Yap had also said the project project has a gross development value of RM2 billion. However, questions are being raised on the State Appeal Board’s decision to allow the PKNS-Melati Ehsan JV to resubmit its application for the DO despite a recommendation from Selangor’s Select Committee on Competency, Accountability and Transparency (Selcat) that the Petaling Jaya local plan is flawed.

PKNS owns the land that the PKNS Sports Complex currently sits on. The 7.5ha site came under heavy scrutiny two years ago when investigations conducted by Selcat into the RTPJ2 revealed that local and state planning authorities had arbitrarily changed the zoning of land in the city without authorisation and due process, resulting in three different versions of the same plan.

The Selcat hearing, chaired by then Selangor legislative assembly speaker Datuk Teng Chang Khim in July 2012, had concluded from the investigations that the officials involved were “reckless, incompetent and unprofessional” and recommended that the RTPJ2 be scrapped as it was “tainted”.

Under the RTPJ2 approved by the state exco in 2010, the field was gazetted as an open space. However, in one of the altered versions of the local plan, the field’s land zoning was tagged as commercial. 

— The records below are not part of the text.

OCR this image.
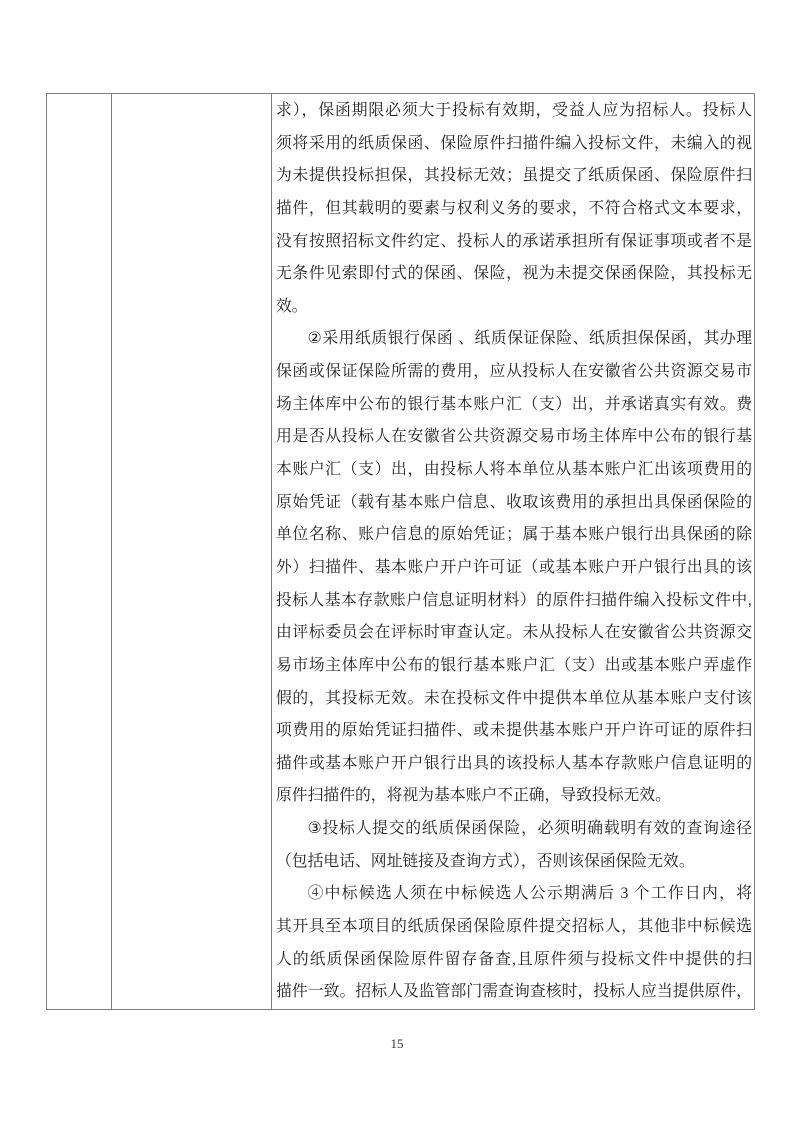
求），保函期限必须大于投标有效期，受益人应为招标人。投标人
须将采用的纸质保函、保险原件扫描件编入投标文件，未编入的视
为未提供投标担保，其投标无效；虽提交了纸质保函、保险原件扫
描件，但其载明的要素与权利义务的要求，不符合格式文本要求，
没有按照招标文件约定、投标人的承诺承担所有保证事项或者不是
无条件见索即付式的保函、保险，视为未提交保函保险，其投标无
效。
②采用纸质银行保函 、纸质保证保险、纸质担保保函，其办理
保函或保证保险所需的费用，应从投标人在安徽省公共资源交易市
场主体库中公布的银行基本账户汇（支）出，并承诺真实有效。费
用是否从投标人在安徽省公共资源交易市场主体库中公布的银行基
本账户汇（支）出，由投标人将本单位从基本账户汇出该项费用的
原始凭证（载有基本账户信息、收取该费用的承担出具保函保险的
单位名称、账户信息的原始凭证；属于基本账户银行出具保函的除
外）扫描件、基本账户开户许可证（或基本账户开户银行出具的该
投标人基本存款账户信息证明材料）的原件扫描件编入投标文件中,
由评标委员会在评标时审查认定。未从投标人在安徽省公共资源交
易市场主体库中公布的银行基本账户汇（支）出或基本账户弄虚作
假的，其投标无效。未在投标文件中提供本单位从基本账户支付该
项费用的原始凭证扫描件、或未提供基本账户开户许可证的原件扫
描件或基本账户开户银行出具的该投标人基本存款账户信息证明的
原件扫描件的，将视为基本账户不正确，导致投标无效。
③投标人提交的纸质保函保险，必须明确载明有效的查询途径
（包括电话、网址链接及查询方式），否则该保函保险无效。
④中标候选人须在中标候选人公示期满后 3 个工作日内，将
其开具至本项目的纸质保函保险原件提交招标人，其他非中标候选
人的纸质保函保险原件留存备查,且原件须与投标文件中提供的扫
描件一致。招标人及监管部门需查询查核时，投标人应当提供原件，
15
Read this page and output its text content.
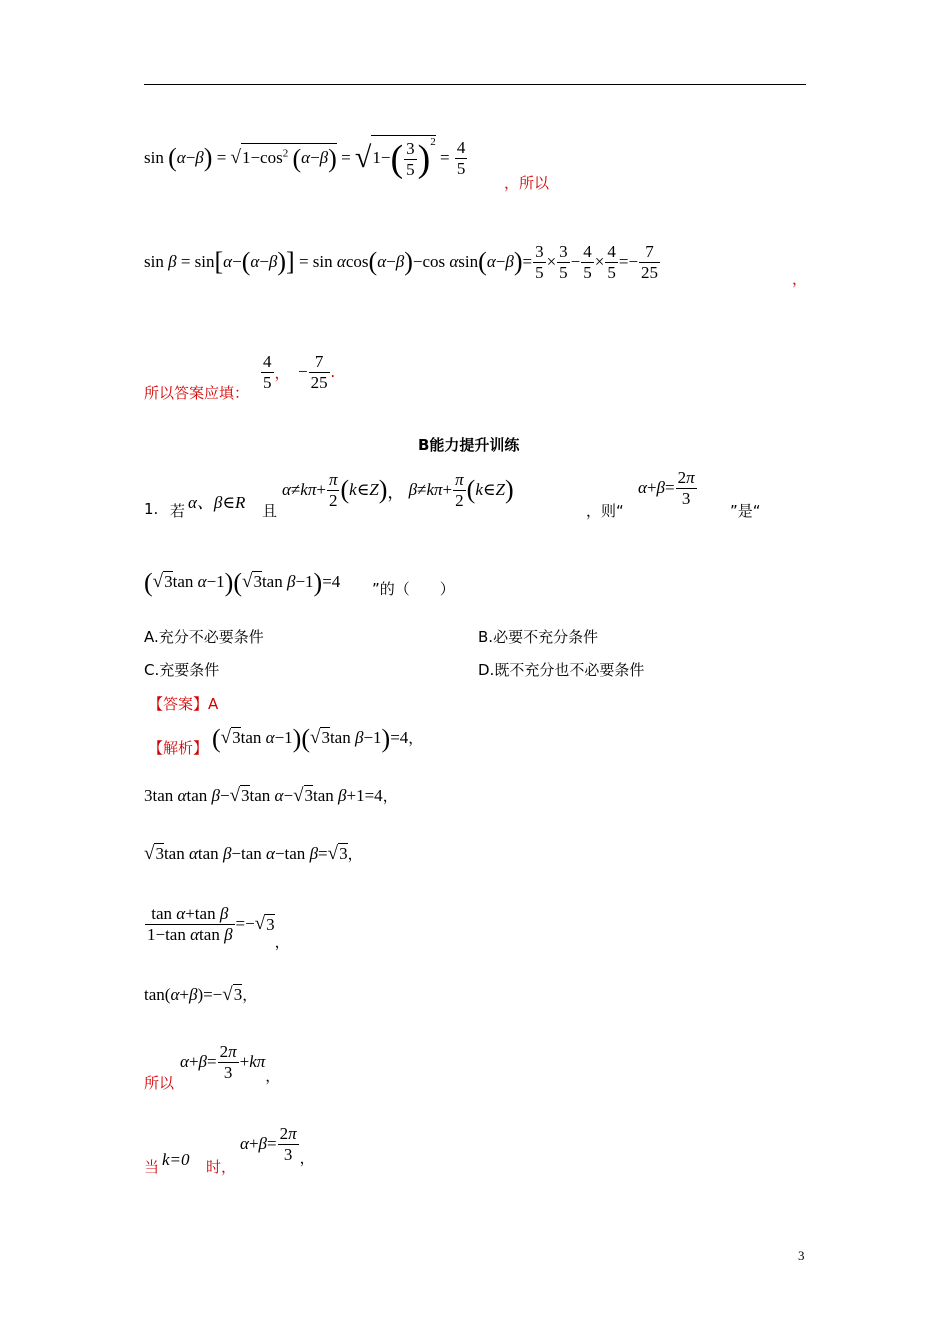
sin
( α − β ) = √ $1-\cos^2$ (α−β) = √ $1-( \frac{3}{5} )^2$
= $\frac{4}{5}$
，所以
sin
β = sin [ α − ( α − β ) ] = sin α cos ( α − β ) −cos α sin ( α − β ) = $\frac{3}{5} \times \frac{3}{5} - \frac{4}{5} \times \frac{4}{5} =- \frac{7}{25}$	，
所以答案应填：
$\frac{4}{5}$ ， − $\frac{7}{25}$ .
B能力提升训练
1. 若 α、β∈R 且
$\alpha \ne k\pi + \frac{\pi}{2}$ ( k ∈ Z ) ， $\beta \ne k\pi + \frac{\pi}{2}$ ( k ∈ Z )
，则“
$\alpha + \beta = \frac{2\pi}{3}$
”是“
(√3tan α−1)(√3tan β−1)=4 ”的（　　）
A.充分不必要条件	B.必要不充分条件
C.充要条件	D.既不充分也不必要条件
【答案】A
【解析】 (√3tan α−1)(√3tan β−1)=4，
3tan αtan β−√3tan α−√3tan β+1=4，
√3tan αtan β−tan α−tan β=√3，
$\frac{\text{tan α+tan β}}{\text{1−tan αtan β}}$ =− √ 3
，
tan(α+β)=−√3，
所以
$\alpha + \beta = \frac{2\pi}{3} + k\pi$
，
当 k=0 时，
$\alpha + \beta = \frac{2\pi}{3}$ ，
3
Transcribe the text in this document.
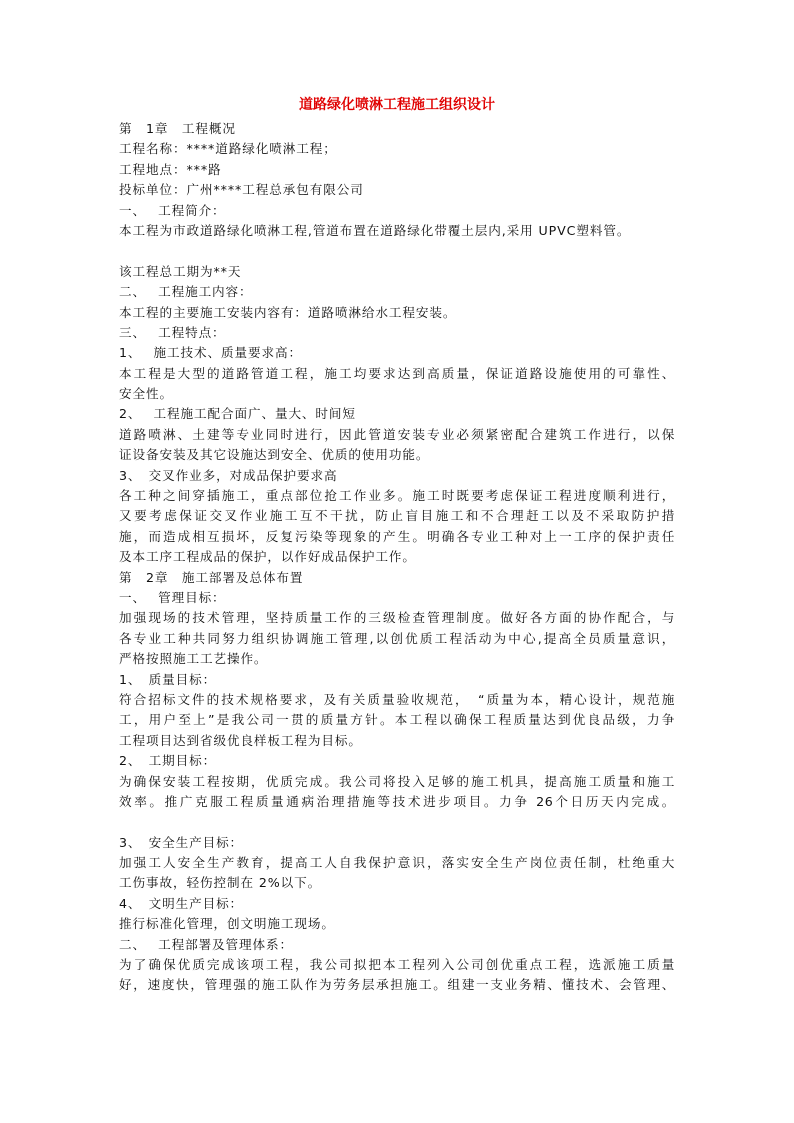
道路绿化喷淋工程施工组织设计
第　1章　工程概况
工程名称：****道路绿化喷淋工程；
工程地点：***路
投标单位：广州****工程总承包有限公司
一、　 工程简介：
本工程为市政道路绿化喷淋工程,管道布置在道路绿化带覆土层内,采用 UPVC塑料管。
该工程总工期为**天
二、　 工程施工内容：
本工程的主要施工安装内容有：道路喷淋给水工程安装。
三、　 工程特点：
1、　 施工技术、质量要求高：
本工程是大型的道路管道工程，施工均要求达到高质量，保证道路设施使用的可靠性、
安全性。
2、　 工程施工配合面广、量大、时间短
道路喷淋、土建等专业同时进行，因此管道安装专业必须紧密配合建筑工作进行，以保
证设备安装及其它设施达到安全、优质的使用功能。
3、　交叉作业多，对成品保护要求高
各工种之间穿插施工，重点部位抢工作业多。施工时既要考虑保证工程进度顺利进行，
又要考虑保证交叉作业施工互不干扰，防止盲目施工和不合理赶工以及不采取防护措
施，而造成相互损坏，反复污染等现象的产生。明确各专业工种对上一工序的保护责任
及本工序工程成品的保护，以作好成品保护工作。
第　2章　施工部署及总体布置
一、　 管理目标：
加强现场的技术管理，坚持质量工作的三级检查管理制度。做好各方面的协作配合，与
各专业工种共同努力组织协调施工管理,以创优质工程活动为中心,提高全员质量意识，
严格按照施工工艺操作。
1、　质量目标：
符合招标文件的技术规格要求，及有关质量验收规范，　“质量为本，精心设计，规范施
工，用户至上”是我公司一贯的质量方针。本工程以确保工程质量达到优良品级，力争
工程项目达到省级优良样板工程为目标。
2、　工期目标：
为确保安装工程按期，优质完成。我公司将投入足够的施工机具，提高施工质量和施工
效率。推广克服工程质量通病治理措施等技术进步项目。力争 26个日历天内完成。
3、　安全生产目标：
加强工人安全生产教育，提高工人自我保护意识，落实安全生产岗位责任制，杜绝重大
工伤事故，轻伤控制在 2%以下。
4、　文明生产目标：
推行标准化管理，创文明施工现场。
二、　 工程部署及管理体系：
为了确保优质完成该项工程，我公司拟把本工程列入公司创优重点工程，选派施工质量
好，速度快，管理强的施工队作为劳务层承担施工。组建一支业务精、懂技术、会管理、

The Selcat hearing had also revealed that the illegally amended local plan went to print on Aug 16, 2011, although PKNS had submitted the development application on Aug 24, 2011. Section 7 residents are perturbed by the recent news on the land, and are now witnessing a recurrence of looming development on the land that they had fiercely opposed three years ago. At a gathering attended by 60 people yesterday, Kelana Jaya MP Wong Chen said Seri Setia assemblyman Nik Nazmi Nik Ahmad would raise the matter with the state exco in a meeting yesterday.

Nik Nazmi could not be reached for comment at press time.

 

This article first appeared in The Edge Financial Daily, on February 26, 2015.